Chainfire Pry-Fi Android App

While a Rutgers University professor is working on an Android application that will tell you when other apps access the GPS functionality of your smartphone in order to track your location, well-known developer Chainfire has already released its first version of a new application called Pry-Fi. The incredibly useful new app can completely turn off Wi-Fi tracking without actually turning off Wi-Fi features of Android devices, in order to stop, or at least minimize tracking.

“Retailers, crooks, the government, and others shady individuals are tracking your movements. Even when your Wi-Fi is turned off, your phone may be broadcasting information to whomever is in range which can be used both to track repeated visits to as well as your exact movements in an area under surveillance,” Chainfire wrote on Google+.

One solution to stop tracking an Android device would be to completely turn off Wi-Fi, “including the background network scanning, a setting most people don’t know about.” However, such a measure will stop the Android device from automatically connecting to known Wi-Fi networks that are in range and from offering location-based features in apps.

Pry-Fi will keep Wi-Fi on, but hide your presence in a different manner. The app will help generate a random MAC address while it’s not actually connected to a known Wi-Fi network, with trackers thinking they’re tracking the device as usual. However, since the MAC address will keep changing, “retailers, crooks” or the government will not be able to track users, as the same MAC address will not be shown twice.

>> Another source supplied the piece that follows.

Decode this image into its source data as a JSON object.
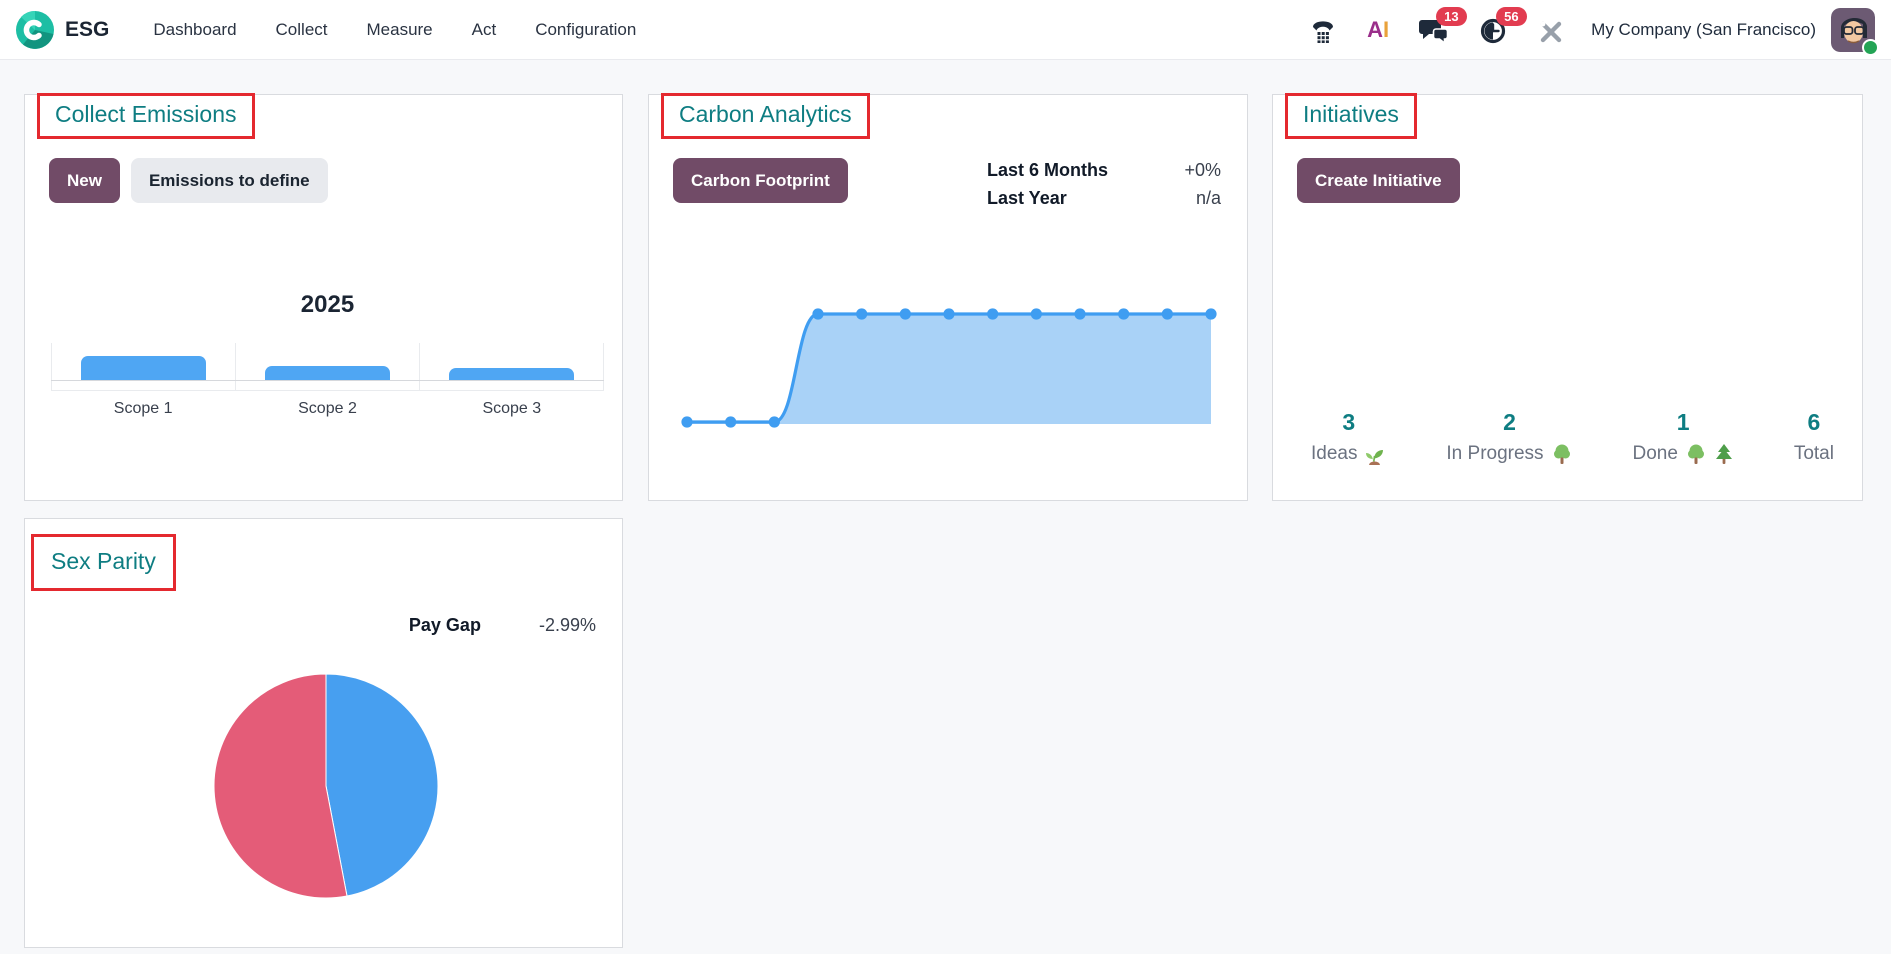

When connected to a Wi-Fi network, the MAC address used can also be randomized, and used only once to connect to the web. The next time the same network is joined, a new MAC address will be given. A “War” mode is also available for the app, which, when enabled, will make an Android device look like dozens of people, making the job harder for anyone tracking users in a certain Wi-Fi location.

Chainfire, the maker of other popular root-related application, said the app is in a proof-of-concept mode for now, and its development will depend on whether users are interested in such an app. The app is available in the Google Play Store as a free download, but requires a rooted Android device to be installed.

Recent reports detailing sophisticated bulk data practices from the USA’s NSA, the British QCHQ or Canada’s CSEC have revealed that spy agencies can use methods to track smart device users whose gadgets can connect to a wireless network. In addition to Wi-Fi tracking, government agencies can also track smartphones using data from cellular towers.